Nous avons donc multiplié ces actions pour permettre au plus grand nombre de démocrates de s’inscrire pour voter. C’est ça qui fera la différence. Vous savez, le Luxembourg regroupe la plus grande part de votants démocrates à l’étranger, devant la France ou l’Allemagne.
Comment résumeriez-vous la présidence Biden qui vient de s’écouler ?
Je pense qu’en termes d’économie et de politique, il fait un bon travail. Le seul point noir, c’est sa manière de s’adresser au Moyen-Orient. Il n’a pas suffisamment pris position pour apporter la paix dans le conflit israélo-palestinien. Il laisse Israël faire ce qu’il veut. Beaucoup d’Américains sont déçus par rapport à ça.

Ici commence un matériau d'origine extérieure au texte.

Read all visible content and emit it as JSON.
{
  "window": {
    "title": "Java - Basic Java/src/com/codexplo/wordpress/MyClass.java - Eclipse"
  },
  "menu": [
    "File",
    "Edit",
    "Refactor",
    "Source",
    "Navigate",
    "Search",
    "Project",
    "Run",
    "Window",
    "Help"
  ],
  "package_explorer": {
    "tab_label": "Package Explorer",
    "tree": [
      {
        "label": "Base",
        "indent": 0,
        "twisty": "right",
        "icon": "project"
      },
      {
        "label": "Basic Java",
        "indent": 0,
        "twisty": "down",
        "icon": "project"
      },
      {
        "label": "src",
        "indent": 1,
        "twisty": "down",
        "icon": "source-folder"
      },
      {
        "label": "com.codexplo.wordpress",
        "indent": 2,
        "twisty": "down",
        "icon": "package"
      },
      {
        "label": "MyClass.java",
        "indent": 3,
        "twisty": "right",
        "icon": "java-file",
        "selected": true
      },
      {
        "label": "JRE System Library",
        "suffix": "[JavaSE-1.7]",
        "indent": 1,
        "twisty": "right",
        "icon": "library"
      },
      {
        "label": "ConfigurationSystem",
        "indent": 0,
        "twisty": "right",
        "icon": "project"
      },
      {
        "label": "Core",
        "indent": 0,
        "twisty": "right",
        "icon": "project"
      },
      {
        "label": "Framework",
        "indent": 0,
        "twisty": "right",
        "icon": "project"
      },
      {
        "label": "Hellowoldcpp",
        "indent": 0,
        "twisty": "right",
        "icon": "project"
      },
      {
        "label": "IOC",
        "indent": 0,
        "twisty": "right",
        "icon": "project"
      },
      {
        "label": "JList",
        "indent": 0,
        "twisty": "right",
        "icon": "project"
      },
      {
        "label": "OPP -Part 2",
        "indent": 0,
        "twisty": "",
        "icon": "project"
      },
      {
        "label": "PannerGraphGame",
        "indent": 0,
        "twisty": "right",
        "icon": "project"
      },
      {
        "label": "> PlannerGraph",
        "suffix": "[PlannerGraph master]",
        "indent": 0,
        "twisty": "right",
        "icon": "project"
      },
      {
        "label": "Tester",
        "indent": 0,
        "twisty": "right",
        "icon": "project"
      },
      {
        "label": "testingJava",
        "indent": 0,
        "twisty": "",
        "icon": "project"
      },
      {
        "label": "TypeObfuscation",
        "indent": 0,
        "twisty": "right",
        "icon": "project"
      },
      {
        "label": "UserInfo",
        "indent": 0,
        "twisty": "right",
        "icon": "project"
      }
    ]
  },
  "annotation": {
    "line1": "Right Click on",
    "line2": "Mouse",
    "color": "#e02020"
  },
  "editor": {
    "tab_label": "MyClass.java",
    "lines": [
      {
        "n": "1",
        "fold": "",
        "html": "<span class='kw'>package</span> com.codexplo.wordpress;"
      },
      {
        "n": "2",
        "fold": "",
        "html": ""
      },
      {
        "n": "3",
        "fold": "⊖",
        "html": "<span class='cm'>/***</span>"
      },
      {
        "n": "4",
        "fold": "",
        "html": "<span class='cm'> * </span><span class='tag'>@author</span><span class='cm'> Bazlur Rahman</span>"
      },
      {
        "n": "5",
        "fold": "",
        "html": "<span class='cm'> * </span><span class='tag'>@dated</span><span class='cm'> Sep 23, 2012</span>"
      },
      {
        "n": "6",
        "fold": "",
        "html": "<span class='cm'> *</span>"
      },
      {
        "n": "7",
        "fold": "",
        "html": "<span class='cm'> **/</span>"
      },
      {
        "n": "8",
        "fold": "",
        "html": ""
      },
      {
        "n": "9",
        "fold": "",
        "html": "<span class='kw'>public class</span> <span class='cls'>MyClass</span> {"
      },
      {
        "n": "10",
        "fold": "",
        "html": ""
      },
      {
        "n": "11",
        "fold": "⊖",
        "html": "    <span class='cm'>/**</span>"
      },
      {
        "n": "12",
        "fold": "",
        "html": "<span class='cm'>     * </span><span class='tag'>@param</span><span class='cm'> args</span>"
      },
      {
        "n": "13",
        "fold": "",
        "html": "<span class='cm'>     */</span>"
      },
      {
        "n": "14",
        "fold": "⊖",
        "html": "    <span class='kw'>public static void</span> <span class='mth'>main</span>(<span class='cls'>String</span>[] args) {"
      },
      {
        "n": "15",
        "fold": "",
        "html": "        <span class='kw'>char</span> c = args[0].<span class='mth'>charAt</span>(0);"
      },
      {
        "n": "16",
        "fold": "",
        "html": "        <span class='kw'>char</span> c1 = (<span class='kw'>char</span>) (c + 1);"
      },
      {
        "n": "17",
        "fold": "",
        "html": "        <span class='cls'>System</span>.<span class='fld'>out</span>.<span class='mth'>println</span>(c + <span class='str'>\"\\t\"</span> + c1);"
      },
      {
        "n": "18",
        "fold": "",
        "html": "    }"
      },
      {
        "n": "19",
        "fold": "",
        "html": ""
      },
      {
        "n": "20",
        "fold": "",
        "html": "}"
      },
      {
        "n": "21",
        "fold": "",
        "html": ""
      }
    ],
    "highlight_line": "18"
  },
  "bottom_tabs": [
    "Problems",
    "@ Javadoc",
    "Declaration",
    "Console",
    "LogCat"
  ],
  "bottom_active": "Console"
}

C’est une situation délicate, parce que les juifs sont traditionnellement une forte faction du Parti démocrate. Donc, nous marchons un peu sur des œufs, parce que nous ne voulons pas perdre leur soutien, mais d’un autre côté, nous ne pouvons nier qu’il n’y a pas une réponse équilibrée au terrorisme du Hamas, c’est, d’une manière basique, un génocide ici. Beaucoup de juifs sont en colère aussi par rapport à tout cela et ne cautionnent pas vraiment ce qu’il se passe. C’est compliqué.
Comment vivez-vous un moment comme celui-ci, quand vous vivez à Luxembourg ?
Je suis conscient que je vis dans ma bulle, ici au Grand-Duché. Lorsque je me rends aux États-Unis, je suis frappé de voir autant de vêtements à l’effigie de Trump, je n’ai jamais vu ça au Grand-Duché. Je me suis rendu compte que, non, tout le monde ne soutient pas les démocrates, ni Kamala Harris. Et ça me fait vraiment peur.
Si Trump devient président à nouveau, quel genre de pays allons-nous devenir ? Il brise littéralement tous les commandements de la Bible. Il est criminel, immoral, raciste. Beaucoup disent que tout se passait bien sous l’ère Trump : leur mémoire n’est pas aussi bonne que la mienne, parce que je me rappelle surtout qu’il y avait de l’anxiété. Ça m’effraie.
Je suis très heureux de ne pas avoir renoncé à ma citoyenneté américaine. Mais je serai très déçu si Trump l’emporte. Je me console un peu en me disant que j’ai la chance d’être aussi européen!